アクアラインの先にある“国道16号のほぼ終点の町”「木更津」には何がある?
木更津駅は、JR内房線の駅だ。
内房線は外房線とともに房総半島をぐるりと一周する鉄道路線で、1912年に木更津線の名で木更津駅まで開業した。それから南に線路を延ばしていって最終的には房総環状線になったのだが、それはまた別のお話。60年代の末には電化されて電車も来るようになり、長年木更津の町の玄関口としての役割を任じてきた。
木更津の駅は、ごくふつうの橋上の駅だ。内房線の他には久留里線というローカル線が乗り入れているが、ホームは2面4線とそれほど大きな規模ではない。東西に分かれている出入り口のうち、西側が海に近い。
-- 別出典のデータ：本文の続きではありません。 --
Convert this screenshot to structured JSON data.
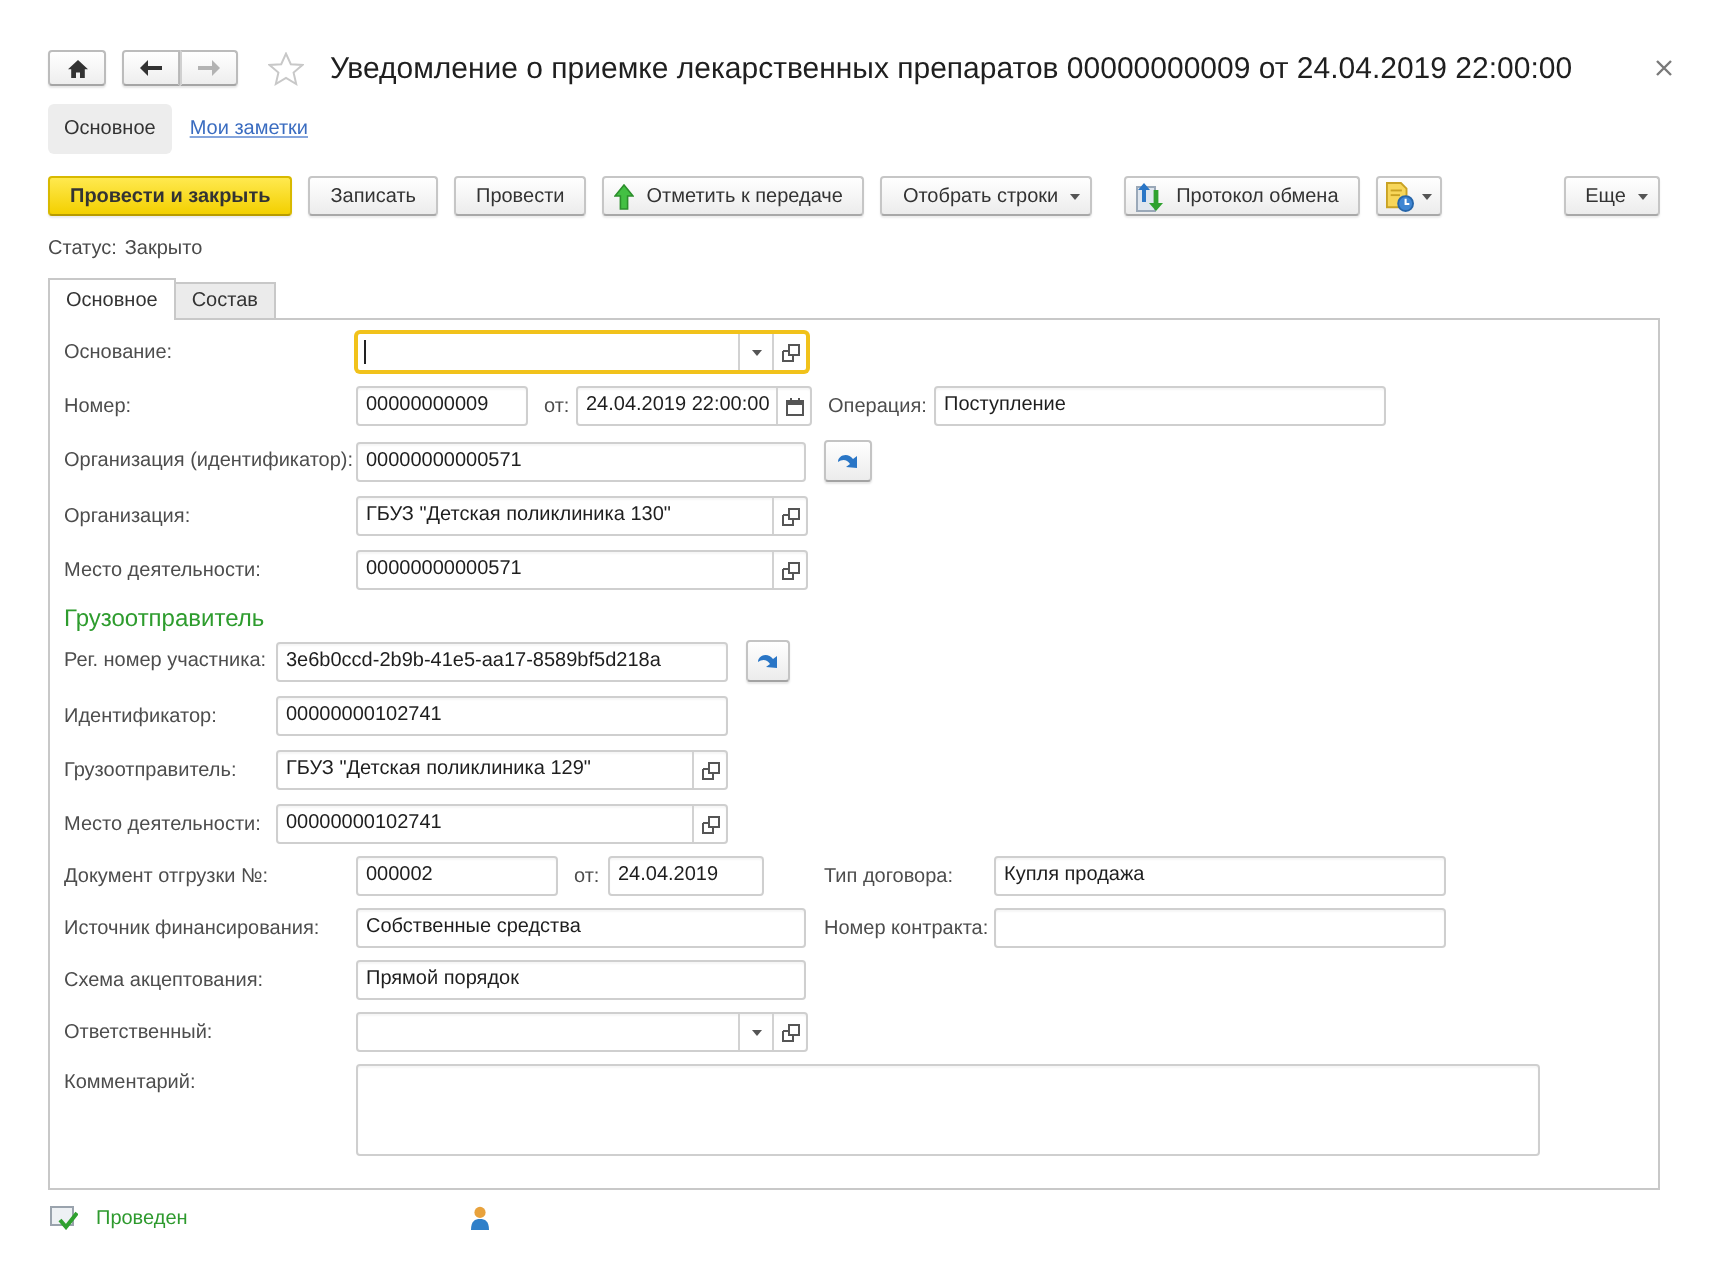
{
  "navigation": [
    {
      "kind": "home",
      "disabled": false
    },
    {
      "kind": "back",
      "disabled": false
    },
    {
      "kind": "forward",
      "disabled": true
    }
  ],
  "header": {
    "title": "Уведомление о приемке лекарственных препаратов 00000000009 от 24.04.2019 22:00:00",
    "starred": false
  },
  "sections": [
    {
      "label": "Основное",
      "selected": true
    },
    {
      "label": "Мои заметки",
      "selected": false
    }
  ],
  "toolbar": {
    "groups": [
      [
        {
          "label": "Провести и закрыть",
          "kind": "primary"
        },
        {
          "label": "Записать",
          "kind": "plain"
        },
        {
          "label": "Провести",
          "kind": "plain"
        },
        {
          "label": "Отметить к передаче",
          "kind": "icon"
        },
        {
          "label": "Отобрать строки",
          "kind": "menu"
        }
      ],
      [
        {
          "label": "Протокол обмена",
          "kind": "icon"
        },
        {
          "kind": "icon_menu"
        }
      ]
    ],
    "more": {
      "label": "Еще",
      "kind": "menu"
    }
  },
  "status": {
    "label": "Статус:",
    "value": "Закрыто"
  },
  "form_tabs": [
    {
      "label": "Основное",
      "selected": true
    },
    {
      "label": "Состав",
      "selected": false
    }
  ],
  "form": {
    "groups": [
      {
        "rows": [
          {
            "fields": [
              {
                "label": "Основание:",
                "kind": "select",
                "focused": true
              }
            ]
          },
          {
            "fields": [
              {
                "label": "Номер:",
                "value": "00000000009",
                "kind": "text",
                "focused": false
              },
              {
                "label": "от:",
                "value": "24.04.2019 22:00:00",
                "kind": "datetime",
                "focused": false
              },
              {
                "label": "Операция:",
                "value": "Поступление",
                "kind": "text",
                "focused": false
              }
            ]
          },
          {
            "fields": [
              {
                "label": "Организация (идентификатор):",
                "value": "00000000000571",
                "kind": "text",
                "focused": false
              }
            ],
            "jump_button": true
          },
          {
            "fields": [
              {
                "label": "Организация:",
                "value": "ГБУЗ \"Детская поликлиника 130\"",
                "kind": "ref",
                "focused": false
              }
            ]
          },
          {
            "fields": [
              {
                "label": "Место деятельности:",
                "value": "00000000000571",
                "kind": "ref",
                "focused": false
              }
            ]
          }
        ]
      },
      {
        "heading": "Грузоотправитель",
        "rows": [
          {
            "fields": [
              {
                "label": "Рег. номер участника:",
                "value": "3e6b0ccd-2b9b-41e5-aa17-8589bf5d218a",
                "kind": "text",
                "focused": false
              }
            ],
            "jump_button": true
          },
          {
            "fields": [
              {
                "label": "Идентификатор:",
                "value": "00000000102741",
                "kind": "text",
                "focused": false
              }
            ]
          },
          {
            "fields": [
              {
                "label": "Грузоотправитель:",
                "value": "ГБУЗ \"Детская поликлиника 129\"",
                "kind": "ref",
                "focused": false
              }
            ]
          },
          {
            "fields": [
              {
                "label": "Место деятельности:",
                "value": "00000000102741",
                "kind": "ref",
                "focused": false
              }
            ]
          }
        ]
      },
      {
        "rows": [
          {
            "fields": [
              {
                "label": "Документ отгрузки №:",
                "value": "000002",
                "kind": "text",
                "focused": false
              },
              {
                "label": "от:",
                "value": "24.04.2019",
                "kind": "date",
                "focused": false
              },
              {
                "label": "Тип договора:",
                "value": "Купля продажа",
                "kind": "text",
                "focused": false
              }
            ]
          },
          {
            "fields": [
              {
                "label": "Источник финансирования:",
                "value": "Собственные средства",
                "kind": "text",
                "focused": false
              },
              {
                "label": "Номер контракта:",
                "kind": "text",
                "focused": false
              }
            ]
          },
          {
            "fields": [
              {
                "label": "Схема акцептования:",
                "value": "Прямой порядок",
                "kind": "text",
                "focused": false
              }
            ]
          },
          {
            "fields": [
              {
                "label": "Ответственный:",
                "kind": "select",
                "focused": false
              }
            ]
          },
          {
            "fields": [
              {
                "label": "Комментарий:",
                "kind": "memo",
                "focused": false
              }
            ]
          }
        ]
      }
    ]
  },
  "status_bar": {
    "text": "Проведен"
  }
}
反対の東側にも駅前から「あけぼの通り」という立派な通りがまっすぐ延びていて、周囲にはホテルや金融機関、商業施設などがある。歩いて3分ほどの場所には県立木更津東高校もある。ただ、歩いてみればわかるが、駅周辺の雰囲気はちょっぴり現代的だ。古い地図を見ると、1970年代以降に本格的に市街地化が進んだエリア。木更津の町の古くからの中心は、山側の東ではなく海側の西にあったのだ。
昭和の面影が漂う西口に向かうと…
そこでさっそく西口へ。どことなく昭和の面影が漂う、ちょっと薄暗い橋上駅舎の通路から階段を降り、駅前広場に出る。駅前にはいくつものバスがズラリと並んで待機中。
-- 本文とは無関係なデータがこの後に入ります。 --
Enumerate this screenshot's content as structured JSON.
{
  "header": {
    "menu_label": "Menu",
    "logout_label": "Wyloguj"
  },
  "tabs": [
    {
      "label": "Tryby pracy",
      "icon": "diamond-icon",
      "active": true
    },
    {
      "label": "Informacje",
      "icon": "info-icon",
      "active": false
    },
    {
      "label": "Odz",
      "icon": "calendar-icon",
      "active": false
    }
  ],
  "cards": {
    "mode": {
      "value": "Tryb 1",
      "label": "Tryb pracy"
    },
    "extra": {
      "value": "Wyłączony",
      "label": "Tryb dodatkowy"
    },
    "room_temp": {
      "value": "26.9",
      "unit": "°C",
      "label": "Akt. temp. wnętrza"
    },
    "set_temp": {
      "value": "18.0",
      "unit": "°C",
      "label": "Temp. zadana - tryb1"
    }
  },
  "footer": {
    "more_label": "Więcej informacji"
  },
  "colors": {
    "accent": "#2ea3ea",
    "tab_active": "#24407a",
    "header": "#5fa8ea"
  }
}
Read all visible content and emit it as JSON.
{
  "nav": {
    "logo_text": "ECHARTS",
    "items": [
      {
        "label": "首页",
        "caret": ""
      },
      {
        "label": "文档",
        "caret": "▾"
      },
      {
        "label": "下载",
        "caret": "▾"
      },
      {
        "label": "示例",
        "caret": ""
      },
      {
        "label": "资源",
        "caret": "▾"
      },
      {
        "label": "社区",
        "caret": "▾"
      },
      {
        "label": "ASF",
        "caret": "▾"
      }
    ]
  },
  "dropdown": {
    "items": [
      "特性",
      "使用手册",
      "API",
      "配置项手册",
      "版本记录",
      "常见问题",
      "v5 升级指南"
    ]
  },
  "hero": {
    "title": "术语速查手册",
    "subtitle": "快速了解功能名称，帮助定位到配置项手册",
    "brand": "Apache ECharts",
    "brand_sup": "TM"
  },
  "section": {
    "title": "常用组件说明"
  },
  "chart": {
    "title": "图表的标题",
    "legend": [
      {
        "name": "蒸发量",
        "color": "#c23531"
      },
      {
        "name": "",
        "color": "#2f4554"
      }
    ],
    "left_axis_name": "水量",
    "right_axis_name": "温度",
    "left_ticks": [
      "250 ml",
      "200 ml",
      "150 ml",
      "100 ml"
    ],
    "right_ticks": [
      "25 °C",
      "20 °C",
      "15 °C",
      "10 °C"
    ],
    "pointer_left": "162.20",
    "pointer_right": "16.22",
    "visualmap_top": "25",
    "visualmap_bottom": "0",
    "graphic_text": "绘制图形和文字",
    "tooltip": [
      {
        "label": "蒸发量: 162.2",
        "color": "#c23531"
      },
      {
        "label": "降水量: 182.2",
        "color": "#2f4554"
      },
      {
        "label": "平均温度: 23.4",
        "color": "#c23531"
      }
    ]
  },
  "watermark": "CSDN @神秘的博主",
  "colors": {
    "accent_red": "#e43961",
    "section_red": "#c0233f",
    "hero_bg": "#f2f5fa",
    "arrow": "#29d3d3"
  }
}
端っこにはイオンモールへのシャトルバスや、東京・新宿方面に向かうアクアライン経由の高速バスの乗り場もある。イオンモールへのバス乗り場にはずらりと人が並んでいて、やっぱりここでもイオンは地域最大の集客施設なんですね、ということを教えてくれるのだ。
で、そのバスが並んだ駅前広場の向こうには、古びた雑居ビルが建っている。駅前の超一等地というのに、賑わっているような様子はあまりない。スパークルシティ木更津というようで、中核テナントは木更津市役所の駅前庁舎。行政機関が入っている雑居ビルというのは、言っちゃあ悪いが廃れつつある駅前の典型的な風景だ。
しかし、もともとはこのスパークルシティ、「木更津そごう」が核テナントとして入っていた。開業したのは1988年で、2000年にそごうが撤退して、それからいくつかの変遷を経ていまに至っている。バブル崩壊後の90年代から00年代はじめまでは、地方都市の百貨店が次々と潰れていったご時世。そうした世の中の波に、木更津駅前も飲み込まれていたというわけだ。